Now Cabrera's influence can be just as wide-reaching, as long as he remains on board with the plan.
"For the two years I was there, we laughed so much that my abs are still hurting," Hunter says. "With Prince Fielder, Miggy, myself, Victor Martinez, Austin Jackson…we had a great time over there. As far as character and a guy who wants to laugh, check. I want him on my team no matter what."
Last year, though, was no laughing matter as Avila steered the organization and its fans into the unenviable task of rebuilding. He dug back into his past when he was with the Marlins, recalling how out of the ashes of the 1997 World Series team came the '03 world champions led by two players he signed: Cabrera and ace Josh Beckett.
"So I know it can work," Avila says. "It's just a process. Hey, we tried, right? And now you can't push the envelope any more. You hit a brick wall, the payroll got to a point where it was not sustainable anymore and you're not going to go three years over the luxury tax. [The Yankees and Dodgers aren't] doing it, and we certainly weren't going to do it. So, time to start over."

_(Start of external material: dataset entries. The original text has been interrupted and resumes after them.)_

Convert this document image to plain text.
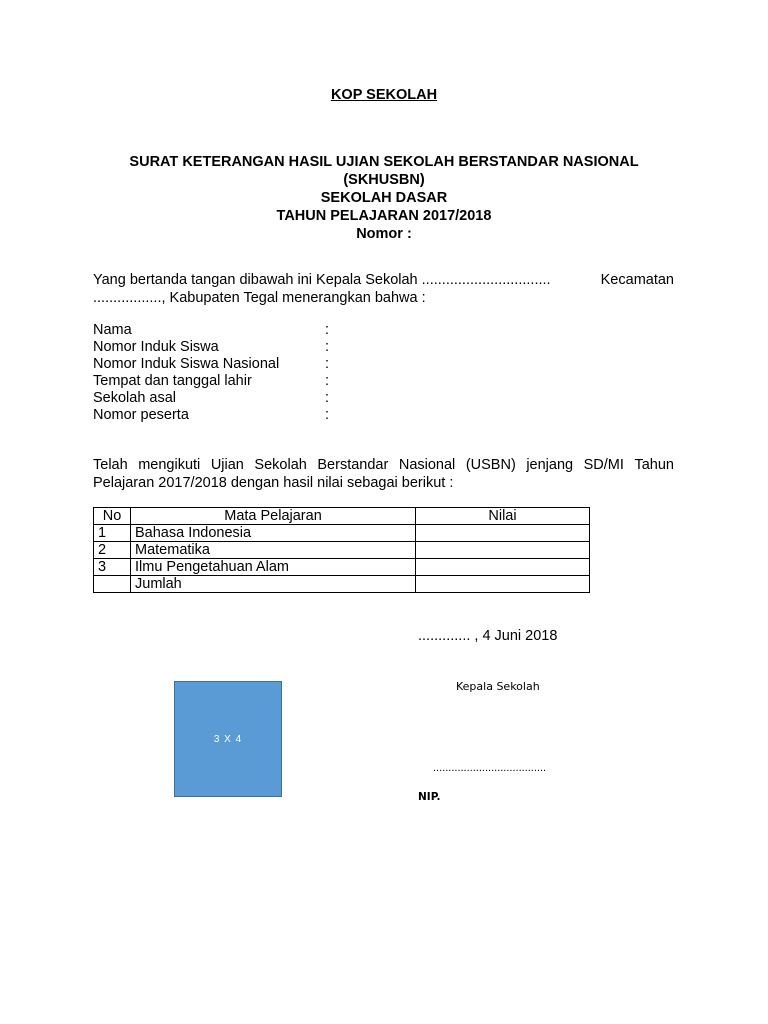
KOP SEKOLAH
SURAT KETERANGAN HASIL UJIAN SEKOLAH BERSTANDAR NASIONAL
(SKHUSBN)
SEKOLAH DASAR
TAHUN PELAJARAN 2017/2018
Nomor :
Yang bertanda tangan dibawah ini Kepala Sekolah ................................	Kecamatan
................., Kabupaten Tegal menerangkan bahwa :
Nama	:
Nomor Induk Siswa	:
Nomor Induk Siswa Nasional	:
Tempat dan tanggal lahir	:
Sekolah asal	:
Nomor peserta	:
Telah mengikuti Ujian Sekolah Berstandar Nasional (USBN) jenjang SD/MI Tahun
Pelajaran 2017/2018 dengan hasil nilai sebagai berikut :
No	Mata Pelajaran	Nilai
1	Bahasa Indonesia	
2	Matematika	
3	Ilmu Pengetahuan Alam	
	Jumlah	
............. , 4 Juni 2018
3 X 4
Kepala Sekolah
.....................................
NIP.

Miggy understands the process, Avila says. "He's a professional, and he's been great."

As we chat in the tunnel's darkness, Cabrera says he hopes he's still here when the light again appears. He appreciates everything he's been through in Detroit. And he appreciates the Tigers' rich history. Hall of Famer Al Kaline and former slugger Willie Horton still frequent the ballpark, and Alan Trammell and Jack Morris will be inducted into baseball's Hall of Fame in July.
"You're talking about big names," Cabrera says. "You've got to have respect for these guys as a player because of all the good for the city. They've already done it. … You're dreaming to make it that far," he says of the Kalines and Trammells. "… Now, we're still here, and we want to do something special for the city."
So he discusses how it is not fair to talk about him or anyone else in the same breath as those who already have helped shower Detroit with World Series trophies and golden memories. No, there is no need for Miggy to explain himself, to emphasize that he's not trying to be a jerk. There is a monumental task ahead of him and, now more than ever, his work is cut out for him.